Bis zur Auferstehung ging es den Talmidim des Jesus um die Erwartung des Reiches Gottes. Erst nach den erschütternden Ereignissen in der Karwoche und nach Ostern geriet die Rolle Jesu als Heilsrätsel und als Retter ins Blickfeld. – Der Hebräerbrief und die Paulusbriefe aber zeigen, wie schnell und gründlich dies verarbeitet wurde.
Und ja: Die spirituellen Phänomene rund um die Geistesausgießung scheinen sich zuerst außerhalb des Kreises der Talmidim, in den gesetzesfreien Gemeinden des Paulus manifestiert zu haben.
Vielleicht auch nicht. Die Quellenlage ist dürftig. Und abgesehen davon werden vermutete geistige Strömungen unter den Talmidim Jesu nicht dadurch wahrscheinlicher, dass sie unserem Demokratieverständnis entgegenkommen.

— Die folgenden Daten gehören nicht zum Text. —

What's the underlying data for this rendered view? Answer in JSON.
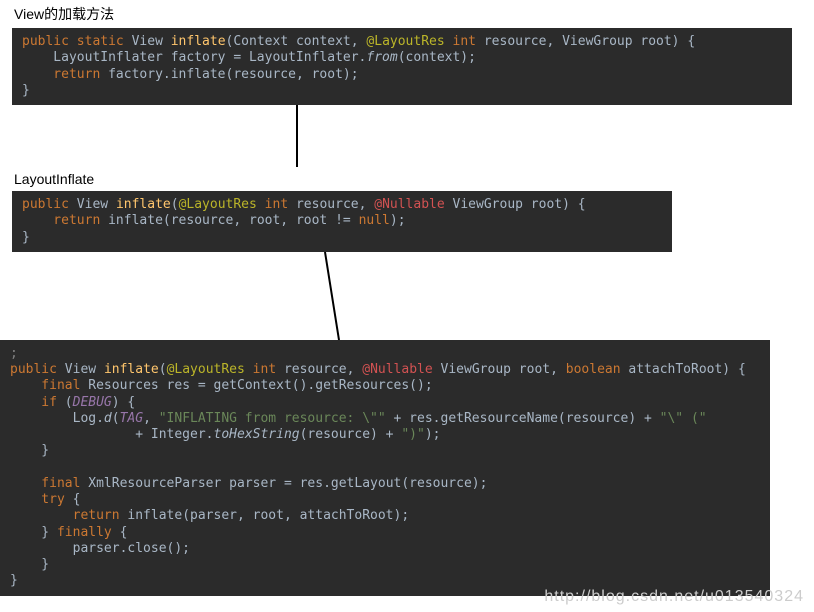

Ich sehe darum nur die Alternative, historisch-kritisch im Trüben zu fischen oder den Geburtstag der Kirche zu feiern – genauso, wie der Evangelist und Apostelgeschichte-Schreiber “Lukas” es tut, indem er in seinem Narrativ einige Kernaussagen über das Wesen der Kirche durchscheinen lässt:
Die zeitlich-endzeitliche Gemeinschaft Jesu ist
– eine Gemeinschaft der Heiligen, kein “Reich” im Sinne eines Staatswesens oder einer Hierarchie,
– eine be-geisterte, nationenübergreifende und -verbindende Gemeinschaft, die in vielen Zungen zu reden und Menschen in Liebe zu einen vermag,
– eine Gemeinschaft, verbunden durch das Gebet und das Wort und den Geist Gottes, nicht durch Weltanschauungen oder Meinungen
– eine Gemeinschaft, in der Güter geteilt werden und aus der Leute ausgeschlossen werden, die Güter für sich selbst horten.
– eine Gemeinschaft, in der die Verlorenen wiedergefunden und zum Vater geführt werden.
Das will ich an Pfingsten gerne feiern, auch wenn mich einiges daran ziemlich herausfordert.